I’d also argue that output is a leading indicator for the other parts of the model. All things equal, prolific quality output almost always leads to outcome and impact over the long range. @cedric , you yourself have a high rate of prolific quality output. But how does that separate you from an AI content farming? The key here is quality. You can only assess quality by observing the work.
So this brings me to my next point that good engineering leads should encourage high-quality output, and often. And then it’s up to leadership to take care of the Ps, Rs, and collaborate with other functions to encourage the A’. (note: one indication of senior engineering level is how much autonomy and skill they shift their output to meet impact, or head off incorrect assumptions early, etc).
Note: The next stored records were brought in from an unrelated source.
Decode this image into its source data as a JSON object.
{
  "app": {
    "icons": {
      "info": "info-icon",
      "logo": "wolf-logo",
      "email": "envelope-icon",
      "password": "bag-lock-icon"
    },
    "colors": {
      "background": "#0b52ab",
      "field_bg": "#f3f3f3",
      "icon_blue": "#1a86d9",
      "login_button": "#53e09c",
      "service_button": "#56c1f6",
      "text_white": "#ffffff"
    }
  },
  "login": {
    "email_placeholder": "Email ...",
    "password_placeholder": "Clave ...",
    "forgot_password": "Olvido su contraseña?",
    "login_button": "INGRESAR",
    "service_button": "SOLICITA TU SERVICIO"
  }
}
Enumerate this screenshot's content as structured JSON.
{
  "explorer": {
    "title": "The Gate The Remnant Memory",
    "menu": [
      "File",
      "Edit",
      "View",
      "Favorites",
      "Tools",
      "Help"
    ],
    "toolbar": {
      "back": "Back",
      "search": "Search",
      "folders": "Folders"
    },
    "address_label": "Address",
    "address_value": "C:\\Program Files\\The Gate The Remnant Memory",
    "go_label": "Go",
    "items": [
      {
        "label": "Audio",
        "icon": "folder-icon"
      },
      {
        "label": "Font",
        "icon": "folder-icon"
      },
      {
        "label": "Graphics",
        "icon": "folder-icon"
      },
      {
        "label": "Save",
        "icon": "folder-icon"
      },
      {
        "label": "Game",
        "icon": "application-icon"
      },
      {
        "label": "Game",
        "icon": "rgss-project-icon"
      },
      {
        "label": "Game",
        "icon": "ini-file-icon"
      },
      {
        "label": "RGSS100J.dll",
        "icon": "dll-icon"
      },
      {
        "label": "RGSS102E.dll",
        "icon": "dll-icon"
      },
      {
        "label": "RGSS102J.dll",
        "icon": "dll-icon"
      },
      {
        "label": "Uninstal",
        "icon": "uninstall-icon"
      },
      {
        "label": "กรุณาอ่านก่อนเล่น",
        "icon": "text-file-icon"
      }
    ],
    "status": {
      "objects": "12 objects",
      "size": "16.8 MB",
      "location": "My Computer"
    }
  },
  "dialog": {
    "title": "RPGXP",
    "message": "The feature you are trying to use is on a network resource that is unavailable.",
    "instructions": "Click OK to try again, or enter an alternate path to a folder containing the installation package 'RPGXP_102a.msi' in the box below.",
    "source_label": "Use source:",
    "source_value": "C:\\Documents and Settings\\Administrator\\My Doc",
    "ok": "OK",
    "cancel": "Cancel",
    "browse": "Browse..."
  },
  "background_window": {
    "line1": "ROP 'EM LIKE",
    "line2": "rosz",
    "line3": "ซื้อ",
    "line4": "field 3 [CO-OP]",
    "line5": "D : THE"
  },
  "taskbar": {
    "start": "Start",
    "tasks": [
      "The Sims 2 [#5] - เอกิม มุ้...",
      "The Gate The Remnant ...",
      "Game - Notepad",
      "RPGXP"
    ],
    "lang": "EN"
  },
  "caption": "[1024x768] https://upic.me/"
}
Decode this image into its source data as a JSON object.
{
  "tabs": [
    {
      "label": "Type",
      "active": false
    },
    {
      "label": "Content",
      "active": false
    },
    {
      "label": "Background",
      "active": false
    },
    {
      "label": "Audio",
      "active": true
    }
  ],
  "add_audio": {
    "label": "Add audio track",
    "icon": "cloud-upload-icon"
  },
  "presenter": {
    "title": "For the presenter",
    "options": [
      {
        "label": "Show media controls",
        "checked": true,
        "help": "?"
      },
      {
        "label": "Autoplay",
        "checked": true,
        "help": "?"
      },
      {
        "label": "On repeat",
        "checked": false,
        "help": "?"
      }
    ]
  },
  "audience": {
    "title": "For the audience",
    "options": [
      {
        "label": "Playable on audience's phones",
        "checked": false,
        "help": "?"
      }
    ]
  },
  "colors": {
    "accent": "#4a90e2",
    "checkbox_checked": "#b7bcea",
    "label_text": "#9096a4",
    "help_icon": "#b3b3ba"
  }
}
It’s the blocking and tackling. It’s the military drill. It might be the wrong hill to take, but dammit are we going to take it swiftly and mercilessly.
In fact I think the military analogy here is apt (I’ve never been in the military, but read a lot about battlefield leadership and war memoirs). The general is judged on the battle strategy (outcome) that leads to winning the war (impact). Every individual soldier knows their mission, but they might be tasked with manning artillery or holding a machine gunner position. A good soldier will hold that position, shoot with skill, and show a high degree of courage and teamwork. But a great soldier will see when the plan has hit a hitch and what he can best do to still accomplish the mission.
Anyway, any productive takeaways from this ramble? I think that the execs should specify a desired impact and a given time and risk appetite, then product teams should know what levers of outcome they have to drive that impact. Then the product team is measured that way. Then inside the product team, the tech lead who understands and demands prolific quality will measure output quantitatively and quality qualitatively. (NB: how to “measure” quality? Not sure. A good low-debt design should be rewarded/measured somehow). And individuals can be trusted to take care of their own effort (the idea of a “Results Oriented Work Environment”). The tech lead also needs to put the output metric in the context of the product phase: discovery/prototype is different from development which is different from maintenance. Finally they also need to understand the level of difficulty or effort in each PR.
So point being, I think output should be measured, but we need some way for a strong tech lead to contextualize that output in terms of phase, complexity, and quality. How would this be communicated to non-technical execs? Or be put under SPC? Need to noodle on this one, but anyone have some ideas here?